Der EuGH hat erneut geprüft, ob das ErbStG unter dem europarechtlichen Aspekt „wetterfest“ ist. Die Prüfung hat zum wiederholten Male ergeben, dass der Schirm zahlreiche Löcher aufweist.
Zur Erinnerung: Es ist ständige Rechtsprechung, dass auch unentgeltliche Erwerbe durch die Grundfreiheit des freien Kapitalverkehrs geschützt sind. Daher müssen die Mitgliedstaaten ihre nationalen Vorschriften darauf ausrichten, dass EU- bzw. EWR-Ausländer mit inländischen Erwerbern gleichgestellt sind. Da die Kapitalverkehrsfreiheit auch die Angehörigen von Drittstaaten schützt, sind Vergünstigungen, wie höhere Freibeträge, sachliche Steuerbefreiungen, weitergehend Erwerbern in Drittstaaten zu gewähren. Diesem Umstand trägt das ErbStG nur begrenzt Rechnung. Klassiker ist der Freibetrag für beschränkt Steuerpflichtige in Höhe von lediglich 2.000 € (§ 16 Abs. 2 ErbStG).
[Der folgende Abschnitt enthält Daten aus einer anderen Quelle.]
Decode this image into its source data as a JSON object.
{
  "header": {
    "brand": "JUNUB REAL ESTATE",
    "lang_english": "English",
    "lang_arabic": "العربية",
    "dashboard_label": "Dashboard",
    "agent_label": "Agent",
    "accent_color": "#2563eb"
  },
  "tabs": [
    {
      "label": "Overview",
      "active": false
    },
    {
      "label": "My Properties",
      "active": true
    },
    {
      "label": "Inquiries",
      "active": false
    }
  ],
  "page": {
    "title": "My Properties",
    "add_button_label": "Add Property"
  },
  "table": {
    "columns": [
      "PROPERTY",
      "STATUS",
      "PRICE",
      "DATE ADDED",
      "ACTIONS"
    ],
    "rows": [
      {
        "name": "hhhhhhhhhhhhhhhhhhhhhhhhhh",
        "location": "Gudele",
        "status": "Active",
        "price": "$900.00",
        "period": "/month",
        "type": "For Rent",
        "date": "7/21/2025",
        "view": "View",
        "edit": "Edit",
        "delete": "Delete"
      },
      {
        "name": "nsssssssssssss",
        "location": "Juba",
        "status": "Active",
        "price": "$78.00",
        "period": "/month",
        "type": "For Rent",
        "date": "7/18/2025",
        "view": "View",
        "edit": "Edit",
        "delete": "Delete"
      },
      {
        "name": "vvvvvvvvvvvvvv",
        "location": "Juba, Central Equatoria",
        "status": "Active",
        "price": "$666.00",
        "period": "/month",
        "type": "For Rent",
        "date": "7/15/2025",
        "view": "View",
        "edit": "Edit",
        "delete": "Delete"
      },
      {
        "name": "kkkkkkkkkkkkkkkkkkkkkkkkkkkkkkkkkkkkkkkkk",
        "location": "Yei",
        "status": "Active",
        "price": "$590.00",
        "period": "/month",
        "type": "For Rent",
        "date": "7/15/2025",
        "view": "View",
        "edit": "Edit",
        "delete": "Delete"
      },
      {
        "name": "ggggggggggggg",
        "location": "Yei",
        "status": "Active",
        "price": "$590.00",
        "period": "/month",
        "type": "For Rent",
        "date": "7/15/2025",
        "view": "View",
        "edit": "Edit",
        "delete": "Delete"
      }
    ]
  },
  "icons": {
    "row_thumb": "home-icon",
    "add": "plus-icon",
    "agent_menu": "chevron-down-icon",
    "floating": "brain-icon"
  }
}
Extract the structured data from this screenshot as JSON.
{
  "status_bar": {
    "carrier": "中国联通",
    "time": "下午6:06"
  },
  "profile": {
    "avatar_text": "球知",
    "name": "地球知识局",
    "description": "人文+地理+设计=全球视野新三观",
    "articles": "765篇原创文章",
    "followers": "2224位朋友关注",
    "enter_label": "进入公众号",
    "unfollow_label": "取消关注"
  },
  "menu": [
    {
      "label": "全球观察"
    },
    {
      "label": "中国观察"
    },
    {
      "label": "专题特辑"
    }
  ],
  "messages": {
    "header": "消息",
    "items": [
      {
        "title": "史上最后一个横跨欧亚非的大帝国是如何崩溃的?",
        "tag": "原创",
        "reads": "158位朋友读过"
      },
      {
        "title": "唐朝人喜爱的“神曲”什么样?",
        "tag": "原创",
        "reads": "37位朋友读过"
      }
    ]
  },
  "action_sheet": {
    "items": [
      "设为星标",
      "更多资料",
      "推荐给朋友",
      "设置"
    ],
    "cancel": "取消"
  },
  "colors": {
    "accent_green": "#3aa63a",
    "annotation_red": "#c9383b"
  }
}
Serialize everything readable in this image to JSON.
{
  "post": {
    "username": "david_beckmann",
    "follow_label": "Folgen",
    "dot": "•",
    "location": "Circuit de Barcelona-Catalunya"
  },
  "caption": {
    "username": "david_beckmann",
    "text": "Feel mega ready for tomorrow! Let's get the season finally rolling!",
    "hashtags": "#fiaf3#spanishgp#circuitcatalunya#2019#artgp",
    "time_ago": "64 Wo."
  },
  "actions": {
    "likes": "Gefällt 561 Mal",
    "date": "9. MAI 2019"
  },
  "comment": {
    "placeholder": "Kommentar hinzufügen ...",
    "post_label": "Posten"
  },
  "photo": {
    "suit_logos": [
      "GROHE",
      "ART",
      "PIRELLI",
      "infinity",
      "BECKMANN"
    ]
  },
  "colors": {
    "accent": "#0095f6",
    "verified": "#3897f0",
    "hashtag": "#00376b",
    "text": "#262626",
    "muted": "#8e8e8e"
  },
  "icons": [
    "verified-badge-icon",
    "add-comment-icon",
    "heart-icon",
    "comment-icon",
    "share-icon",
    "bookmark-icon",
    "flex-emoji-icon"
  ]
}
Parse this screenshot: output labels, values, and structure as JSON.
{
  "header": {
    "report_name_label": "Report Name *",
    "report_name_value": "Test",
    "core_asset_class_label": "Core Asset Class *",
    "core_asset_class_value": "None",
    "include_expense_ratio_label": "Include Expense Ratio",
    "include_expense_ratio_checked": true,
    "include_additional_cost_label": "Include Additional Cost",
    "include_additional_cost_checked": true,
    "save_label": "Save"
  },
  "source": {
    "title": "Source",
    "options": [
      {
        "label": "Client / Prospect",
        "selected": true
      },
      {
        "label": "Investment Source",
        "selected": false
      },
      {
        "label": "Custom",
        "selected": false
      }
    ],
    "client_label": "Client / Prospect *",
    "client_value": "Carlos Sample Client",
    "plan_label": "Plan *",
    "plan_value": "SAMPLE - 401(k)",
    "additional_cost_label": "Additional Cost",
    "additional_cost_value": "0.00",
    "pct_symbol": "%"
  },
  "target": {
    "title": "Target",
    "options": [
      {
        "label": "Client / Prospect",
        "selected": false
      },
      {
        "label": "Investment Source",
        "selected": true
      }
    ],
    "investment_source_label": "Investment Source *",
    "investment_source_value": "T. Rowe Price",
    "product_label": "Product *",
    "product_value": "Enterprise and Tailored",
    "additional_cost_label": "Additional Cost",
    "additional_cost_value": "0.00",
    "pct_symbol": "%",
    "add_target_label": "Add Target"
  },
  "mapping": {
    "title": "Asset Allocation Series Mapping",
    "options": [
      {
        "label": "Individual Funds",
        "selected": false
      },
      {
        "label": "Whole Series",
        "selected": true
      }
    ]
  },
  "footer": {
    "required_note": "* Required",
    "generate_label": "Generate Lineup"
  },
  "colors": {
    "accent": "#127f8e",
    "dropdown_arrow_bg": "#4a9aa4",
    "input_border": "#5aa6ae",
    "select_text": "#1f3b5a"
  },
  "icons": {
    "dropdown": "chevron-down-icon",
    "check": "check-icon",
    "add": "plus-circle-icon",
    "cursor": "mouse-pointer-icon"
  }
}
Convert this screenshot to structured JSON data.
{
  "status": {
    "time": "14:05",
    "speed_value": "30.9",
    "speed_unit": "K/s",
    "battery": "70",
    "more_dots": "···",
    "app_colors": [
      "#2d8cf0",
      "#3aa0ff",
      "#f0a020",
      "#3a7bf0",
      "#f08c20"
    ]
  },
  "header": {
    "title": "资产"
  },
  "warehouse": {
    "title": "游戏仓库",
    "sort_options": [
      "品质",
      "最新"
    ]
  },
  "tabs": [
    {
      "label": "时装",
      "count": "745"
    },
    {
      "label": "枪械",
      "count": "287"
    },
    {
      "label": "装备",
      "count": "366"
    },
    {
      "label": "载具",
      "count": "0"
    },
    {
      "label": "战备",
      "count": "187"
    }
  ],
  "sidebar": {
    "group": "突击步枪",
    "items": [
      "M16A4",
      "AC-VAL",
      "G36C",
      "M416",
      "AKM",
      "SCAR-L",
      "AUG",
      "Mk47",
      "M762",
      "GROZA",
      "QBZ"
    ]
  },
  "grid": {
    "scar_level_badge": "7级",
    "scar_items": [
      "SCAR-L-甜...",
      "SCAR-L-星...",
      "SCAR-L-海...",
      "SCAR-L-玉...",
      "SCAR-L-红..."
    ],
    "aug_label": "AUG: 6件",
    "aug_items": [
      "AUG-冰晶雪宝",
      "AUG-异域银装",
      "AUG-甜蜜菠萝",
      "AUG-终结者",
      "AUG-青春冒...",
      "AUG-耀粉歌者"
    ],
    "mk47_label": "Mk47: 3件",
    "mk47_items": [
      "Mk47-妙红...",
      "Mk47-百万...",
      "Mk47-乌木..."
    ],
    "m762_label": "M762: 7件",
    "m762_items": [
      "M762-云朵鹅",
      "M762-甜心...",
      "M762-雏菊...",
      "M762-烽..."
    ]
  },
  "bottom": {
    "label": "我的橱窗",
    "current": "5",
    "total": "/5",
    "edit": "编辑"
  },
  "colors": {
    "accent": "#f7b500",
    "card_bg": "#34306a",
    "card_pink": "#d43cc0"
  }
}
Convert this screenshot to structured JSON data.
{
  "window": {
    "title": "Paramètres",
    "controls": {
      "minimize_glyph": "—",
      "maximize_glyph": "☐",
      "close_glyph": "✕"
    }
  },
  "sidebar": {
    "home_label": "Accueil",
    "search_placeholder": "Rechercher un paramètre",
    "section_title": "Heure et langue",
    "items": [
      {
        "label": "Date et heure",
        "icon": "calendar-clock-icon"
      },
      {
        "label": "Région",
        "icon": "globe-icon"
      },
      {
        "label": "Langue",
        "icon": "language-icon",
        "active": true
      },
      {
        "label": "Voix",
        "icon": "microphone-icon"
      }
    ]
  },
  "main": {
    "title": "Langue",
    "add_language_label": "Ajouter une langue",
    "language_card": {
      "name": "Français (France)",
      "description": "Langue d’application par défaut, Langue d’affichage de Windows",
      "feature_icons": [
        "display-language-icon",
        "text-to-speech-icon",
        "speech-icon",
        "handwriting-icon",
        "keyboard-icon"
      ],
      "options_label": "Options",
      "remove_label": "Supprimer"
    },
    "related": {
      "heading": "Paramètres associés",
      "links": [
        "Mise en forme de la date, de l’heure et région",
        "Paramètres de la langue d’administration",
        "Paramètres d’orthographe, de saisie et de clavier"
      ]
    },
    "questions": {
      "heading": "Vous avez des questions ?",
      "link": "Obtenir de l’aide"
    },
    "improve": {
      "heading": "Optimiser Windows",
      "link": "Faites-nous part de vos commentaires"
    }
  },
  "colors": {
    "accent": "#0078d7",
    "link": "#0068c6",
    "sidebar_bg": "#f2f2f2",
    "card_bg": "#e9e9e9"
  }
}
Hierzu hatte der EuGH in der Rechtssache Mattner im Jahre 2010 die nationale Regelung für europarechtswidrig eingestuft, nach welcher nur unbeschränkt Steuerpflichtige den höheren Freibetrag des § 16 Abs. 1 ErbStG in Anspruch nehmen können, dessen Höhe sich nach dem Verwandtschaftsverhältnis der Beteiligten richtet.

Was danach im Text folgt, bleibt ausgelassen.